Please use this identifier to cite or link to this item: https://www.um.edu.mt/library/oar/handle/123456789/136124
Title: Dynamics of visual attention revealed in foraging tasks
Authors: Kristjánsson, Tómas
Thornton, Ian M.
Chetverikov, Andrey
Kristjánsson, Árni
Keywords: Searching behavior
Visual learning
Visual perception
Visual communication
Issue Date: 2020
Publisher: Elsevier BV
Citation: Kristjánsson, T., Thornton, I. M., Chetverikov, A., & Kristjánsson, Á. (2020). Dynamics of visual attention revealed in foraging tasks. Cognition, 194, 104032. DOI: https://doi.org/10.1016/j.cognition.2019.104032
Abstract: Visual search tasks play a key role in theories of visual attention. But single-target search tasks may provide only a snapshot of attentional orienting. Foraging tasks with multiple targets of different types arguably provide a closer analogy to everyday attentional processing. Set-size effects have in the literature formed the basis for inferring how attention operates during visual search. We therefore measured the effects of absolute set-size (constant target-distractor ratio) and relative set-size (constant set-size but target-distractor ratio varies) on foraging patterns during “feature” foraging (targets differed from distractors on a single feature) and “conjunction” foraging (targets differed from distractors on a combination of two features). Patterns of runs of same target-type selection were similar regardless of whether absolute or relative set-size varied: long sequential runs during conjunction foraging but rapid switching between target types during feature foraging.

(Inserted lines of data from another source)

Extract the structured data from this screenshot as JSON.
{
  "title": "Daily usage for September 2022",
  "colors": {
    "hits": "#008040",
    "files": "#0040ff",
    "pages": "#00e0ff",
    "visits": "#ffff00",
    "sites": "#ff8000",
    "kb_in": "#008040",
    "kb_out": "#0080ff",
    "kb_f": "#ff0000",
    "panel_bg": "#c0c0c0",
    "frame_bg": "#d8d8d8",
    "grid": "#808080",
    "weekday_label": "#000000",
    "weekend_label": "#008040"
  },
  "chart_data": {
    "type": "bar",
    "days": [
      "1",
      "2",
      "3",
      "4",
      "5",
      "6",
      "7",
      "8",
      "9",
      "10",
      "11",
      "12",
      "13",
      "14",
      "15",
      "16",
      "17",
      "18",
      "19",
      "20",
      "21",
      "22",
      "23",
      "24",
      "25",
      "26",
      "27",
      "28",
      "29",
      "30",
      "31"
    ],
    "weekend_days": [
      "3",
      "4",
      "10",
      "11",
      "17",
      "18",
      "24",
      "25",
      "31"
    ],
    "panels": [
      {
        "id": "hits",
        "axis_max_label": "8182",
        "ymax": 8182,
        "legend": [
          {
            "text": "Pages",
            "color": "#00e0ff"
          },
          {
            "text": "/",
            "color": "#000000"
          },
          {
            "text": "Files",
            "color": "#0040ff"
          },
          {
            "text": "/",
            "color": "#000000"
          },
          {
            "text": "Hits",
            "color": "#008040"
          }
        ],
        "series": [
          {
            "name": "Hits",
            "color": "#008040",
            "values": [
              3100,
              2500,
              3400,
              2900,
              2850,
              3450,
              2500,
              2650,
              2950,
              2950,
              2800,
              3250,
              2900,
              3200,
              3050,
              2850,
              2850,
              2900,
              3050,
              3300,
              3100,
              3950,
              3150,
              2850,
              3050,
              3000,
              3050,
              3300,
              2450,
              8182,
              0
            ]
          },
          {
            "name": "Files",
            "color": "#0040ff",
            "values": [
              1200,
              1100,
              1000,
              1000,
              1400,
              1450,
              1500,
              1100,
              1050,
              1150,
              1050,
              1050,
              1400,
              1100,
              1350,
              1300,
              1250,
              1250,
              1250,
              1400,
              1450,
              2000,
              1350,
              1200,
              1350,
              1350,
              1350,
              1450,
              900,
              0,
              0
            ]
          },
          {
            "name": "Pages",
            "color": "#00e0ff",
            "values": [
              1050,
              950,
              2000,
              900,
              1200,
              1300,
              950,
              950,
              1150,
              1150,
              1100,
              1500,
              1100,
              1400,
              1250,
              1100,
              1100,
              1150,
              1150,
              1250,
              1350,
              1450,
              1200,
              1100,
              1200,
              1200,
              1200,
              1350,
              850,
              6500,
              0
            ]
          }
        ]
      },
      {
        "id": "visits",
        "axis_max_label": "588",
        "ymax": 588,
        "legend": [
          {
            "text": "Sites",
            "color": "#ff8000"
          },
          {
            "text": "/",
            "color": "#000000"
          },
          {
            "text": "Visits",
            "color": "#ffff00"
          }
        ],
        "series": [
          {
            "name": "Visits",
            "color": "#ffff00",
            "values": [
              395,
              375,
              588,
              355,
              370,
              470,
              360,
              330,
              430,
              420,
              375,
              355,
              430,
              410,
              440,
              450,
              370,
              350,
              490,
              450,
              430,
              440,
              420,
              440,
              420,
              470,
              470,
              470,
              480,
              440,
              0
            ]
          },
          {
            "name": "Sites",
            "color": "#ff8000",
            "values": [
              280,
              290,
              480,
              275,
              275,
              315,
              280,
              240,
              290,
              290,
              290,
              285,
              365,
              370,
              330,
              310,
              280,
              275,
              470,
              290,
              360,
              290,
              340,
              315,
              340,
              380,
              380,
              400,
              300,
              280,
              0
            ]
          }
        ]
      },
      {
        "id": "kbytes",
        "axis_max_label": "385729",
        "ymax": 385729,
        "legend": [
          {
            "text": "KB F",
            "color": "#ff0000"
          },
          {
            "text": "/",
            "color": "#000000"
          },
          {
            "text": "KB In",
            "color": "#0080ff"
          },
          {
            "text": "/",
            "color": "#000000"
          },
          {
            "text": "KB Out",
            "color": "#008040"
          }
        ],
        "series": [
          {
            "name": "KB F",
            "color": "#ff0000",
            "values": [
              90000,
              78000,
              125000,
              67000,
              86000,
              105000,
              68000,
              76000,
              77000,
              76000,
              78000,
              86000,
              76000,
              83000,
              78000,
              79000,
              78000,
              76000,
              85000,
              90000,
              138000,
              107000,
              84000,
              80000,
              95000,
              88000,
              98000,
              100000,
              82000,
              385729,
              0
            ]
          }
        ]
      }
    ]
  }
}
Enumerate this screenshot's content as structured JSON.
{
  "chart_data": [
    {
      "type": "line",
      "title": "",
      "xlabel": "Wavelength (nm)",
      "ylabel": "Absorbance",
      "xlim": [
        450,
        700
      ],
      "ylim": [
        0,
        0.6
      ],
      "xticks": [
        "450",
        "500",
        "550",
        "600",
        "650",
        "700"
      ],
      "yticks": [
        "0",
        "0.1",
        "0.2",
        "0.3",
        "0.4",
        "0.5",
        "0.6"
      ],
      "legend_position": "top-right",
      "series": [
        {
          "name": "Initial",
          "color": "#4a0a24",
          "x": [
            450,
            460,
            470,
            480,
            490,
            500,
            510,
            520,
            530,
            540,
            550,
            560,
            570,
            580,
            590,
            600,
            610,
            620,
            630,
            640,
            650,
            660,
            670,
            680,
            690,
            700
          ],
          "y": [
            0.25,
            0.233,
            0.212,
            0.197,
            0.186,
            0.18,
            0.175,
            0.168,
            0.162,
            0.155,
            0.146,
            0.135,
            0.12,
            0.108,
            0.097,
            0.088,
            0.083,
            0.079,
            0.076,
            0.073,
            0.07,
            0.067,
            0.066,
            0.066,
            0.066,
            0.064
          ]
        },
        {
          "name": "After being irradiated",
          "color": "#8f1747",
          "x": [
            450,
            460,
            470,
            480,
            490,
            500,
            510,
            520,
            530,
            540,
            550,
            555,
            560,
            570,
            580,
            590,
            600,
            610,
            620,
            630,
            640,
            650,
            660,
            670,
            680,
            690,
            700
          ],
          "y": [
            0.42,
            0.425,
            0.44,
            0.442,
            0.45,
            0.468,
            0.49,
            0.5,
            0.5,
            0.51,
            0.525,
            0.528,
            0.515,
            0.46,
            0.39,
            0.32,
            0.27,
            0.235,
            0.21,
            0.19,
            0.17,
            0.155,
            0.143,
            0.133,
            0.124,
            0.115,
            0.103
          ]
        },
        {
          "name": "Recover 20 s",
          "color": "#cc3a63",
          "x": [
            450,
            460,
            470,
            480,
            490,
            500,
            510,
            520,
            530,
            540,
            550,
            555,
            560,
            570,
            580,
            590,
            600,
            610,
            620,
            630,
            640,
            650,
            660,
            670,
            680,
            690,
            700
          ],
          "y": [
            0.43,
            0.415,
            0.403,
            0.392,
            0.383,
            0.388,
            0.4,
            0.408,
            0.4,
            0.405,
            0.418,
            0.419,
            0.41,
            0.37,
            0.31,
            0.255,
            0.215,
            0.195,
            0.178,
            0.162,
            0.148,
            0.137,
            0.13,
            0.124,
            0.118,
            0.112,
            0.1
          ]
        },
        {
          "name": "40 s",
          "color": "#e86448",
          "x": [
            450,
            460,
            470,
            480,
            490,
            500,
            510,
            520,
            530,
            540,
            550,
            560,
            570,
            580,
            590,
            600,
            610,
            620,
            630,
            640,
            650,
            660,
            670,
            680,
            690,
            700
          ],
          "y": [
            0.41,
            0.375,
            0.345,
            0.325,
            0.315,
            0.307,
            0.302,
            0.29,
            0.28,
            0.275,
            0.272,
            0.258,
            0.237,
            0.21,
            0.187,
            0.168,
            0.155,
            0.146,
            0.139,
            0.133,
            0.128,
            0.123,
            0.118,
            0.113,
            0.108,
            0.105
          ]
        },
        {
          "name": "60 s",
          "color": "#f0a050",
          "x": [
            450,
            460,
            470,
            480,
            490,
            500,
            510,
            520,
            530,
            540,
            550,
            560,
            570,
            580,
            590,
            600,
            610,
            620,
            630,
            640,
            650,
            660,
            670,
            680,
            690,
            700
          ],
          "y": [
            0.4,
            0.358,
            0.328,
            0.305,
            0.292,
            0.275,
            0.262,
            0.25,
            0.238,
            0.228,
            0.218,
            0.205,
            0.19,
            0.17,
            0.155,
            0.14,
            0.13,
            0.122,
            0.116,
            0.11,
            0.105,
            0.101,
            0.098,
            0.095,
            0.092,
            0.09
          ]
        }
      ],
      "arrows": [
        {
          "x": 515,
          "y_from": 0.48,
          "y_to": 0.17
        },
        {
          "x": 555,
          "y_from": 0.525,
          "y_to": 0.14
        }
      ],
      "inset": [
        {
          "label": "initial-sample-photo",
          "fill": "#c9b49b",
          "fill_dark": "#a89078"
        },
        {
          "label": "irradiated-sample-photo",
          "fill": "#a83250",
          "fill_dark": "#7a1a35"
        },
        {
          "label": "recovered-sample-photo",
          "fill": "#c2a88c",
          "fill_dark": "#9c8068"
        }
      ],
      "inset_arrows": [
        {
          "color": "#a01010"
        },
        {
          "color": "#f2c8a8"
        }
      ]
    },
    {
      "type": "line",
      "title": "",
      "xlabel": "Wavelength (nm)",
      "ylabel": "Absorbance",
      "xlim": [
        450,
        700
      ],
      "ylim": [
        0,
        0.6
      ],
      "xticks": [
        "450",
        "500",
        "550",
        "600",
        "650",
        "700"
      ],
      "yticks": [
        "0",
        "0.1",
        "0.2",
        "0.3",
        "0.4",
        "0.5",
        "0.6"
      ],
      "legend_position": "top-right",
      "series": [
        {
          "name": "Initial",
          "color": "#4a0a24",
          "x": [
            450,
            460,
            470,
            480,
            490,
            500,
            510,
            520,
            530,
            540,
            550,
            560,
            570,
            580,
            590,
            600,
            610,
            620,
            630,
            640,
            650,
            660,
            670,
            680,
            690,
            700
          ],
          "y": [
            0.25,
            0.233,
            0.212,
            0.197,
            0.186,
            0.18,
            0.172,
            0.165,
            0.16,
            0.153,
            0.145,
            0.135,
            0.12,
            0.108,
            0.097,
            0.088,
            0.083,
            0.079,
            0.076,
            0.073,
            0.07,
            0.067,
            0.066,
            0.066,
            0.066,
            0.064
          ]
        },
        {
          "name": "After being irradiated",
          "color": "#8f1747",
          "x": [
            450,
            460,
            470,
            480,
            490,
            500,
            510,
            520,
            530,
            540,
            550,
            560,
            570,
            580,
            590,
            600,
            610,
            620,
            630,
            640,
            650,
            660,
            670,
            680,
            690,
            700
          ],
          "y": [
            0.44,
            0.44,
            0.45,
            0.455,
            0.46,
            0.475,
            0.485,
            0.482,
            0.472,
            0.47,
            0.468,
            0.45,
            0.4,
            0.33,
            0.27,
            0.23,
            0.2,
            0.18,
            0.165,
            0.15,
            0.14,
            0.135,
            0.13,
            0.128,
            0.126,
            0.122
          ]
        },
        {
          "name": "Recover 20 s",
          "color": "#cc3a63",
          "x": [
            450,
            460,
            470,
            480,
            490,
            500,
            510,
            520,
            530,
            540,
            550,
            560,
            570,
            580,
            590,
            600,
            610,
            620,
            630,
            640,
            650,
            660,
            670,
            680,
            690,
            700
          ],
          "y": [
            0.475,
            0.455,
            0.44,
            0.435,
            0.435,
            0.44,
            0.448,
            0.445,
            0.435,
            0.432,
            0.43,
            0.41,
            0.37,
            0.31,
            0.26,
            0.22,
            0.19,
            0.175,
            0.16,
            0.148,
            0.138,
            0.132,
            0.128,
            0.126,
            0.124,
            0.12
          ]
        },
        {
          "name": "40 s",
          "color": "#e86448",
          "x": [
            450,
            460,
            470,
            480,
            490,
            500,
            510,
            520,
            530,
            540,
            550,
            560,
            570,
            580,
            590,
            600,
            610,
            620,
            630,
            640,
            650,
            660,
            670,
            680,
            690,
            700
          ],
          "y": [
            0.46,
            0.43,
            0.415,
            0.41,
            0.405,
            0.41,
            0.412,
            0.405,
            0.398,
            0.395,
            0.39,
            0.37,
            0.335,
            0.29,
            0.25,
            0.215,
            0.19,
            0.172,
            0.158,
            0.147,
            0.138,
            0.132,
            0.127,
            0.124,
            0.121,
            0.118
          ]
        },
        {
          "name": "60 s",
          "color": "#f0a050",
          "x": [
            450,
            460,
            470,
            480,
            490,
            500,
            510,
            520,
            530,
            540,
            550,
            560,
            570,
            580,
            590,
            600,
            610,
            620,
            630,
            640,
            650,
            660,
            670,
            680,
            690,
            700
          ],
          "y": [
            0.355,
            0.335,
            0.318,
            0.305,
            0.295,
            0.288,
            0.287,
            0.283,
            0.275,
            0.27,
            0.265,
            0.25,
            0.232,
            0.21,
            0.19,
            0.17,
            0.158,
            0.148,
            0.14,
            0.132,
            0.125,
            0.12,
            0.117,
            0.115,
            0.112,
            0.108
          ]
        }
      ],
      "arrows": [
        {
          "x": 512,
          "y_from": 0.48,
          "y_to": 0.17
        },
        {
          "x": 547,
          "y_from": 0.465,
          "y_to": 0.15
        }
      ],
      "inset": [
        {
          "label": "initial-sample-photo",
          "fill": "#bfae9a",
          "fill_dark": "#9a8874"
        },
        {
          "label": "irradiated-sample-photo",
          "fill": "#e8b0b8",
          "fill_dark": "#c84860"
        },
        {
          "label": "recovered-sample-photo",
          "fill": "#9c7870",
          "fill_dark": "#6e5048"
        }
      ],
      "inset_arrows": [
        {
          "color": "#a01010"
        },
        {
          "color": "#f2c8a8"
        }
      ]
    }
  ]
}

But although foraging strategies differed between feature and conjunction foraging, surprisingly, intertarget times throughout foraging trials did not differ much between the conditions. Typical response time by set-size patterns for single-target visual search tasks were only observed for the last target during foraging. Furthermore, the foraging patterns within trials involved several distinct phases, that may serve as markers of particular attentional operations. Foraging tasks provide a remarkably intricate picture of attentional selection, far more detailed than traditional single-target visual search tasks, and well-known theories of visual attention have difficulty accounting for key aspects of the observed foraging patterns. Finally, we discuss how theoretical conceptions of attention could be modified to account for these effects.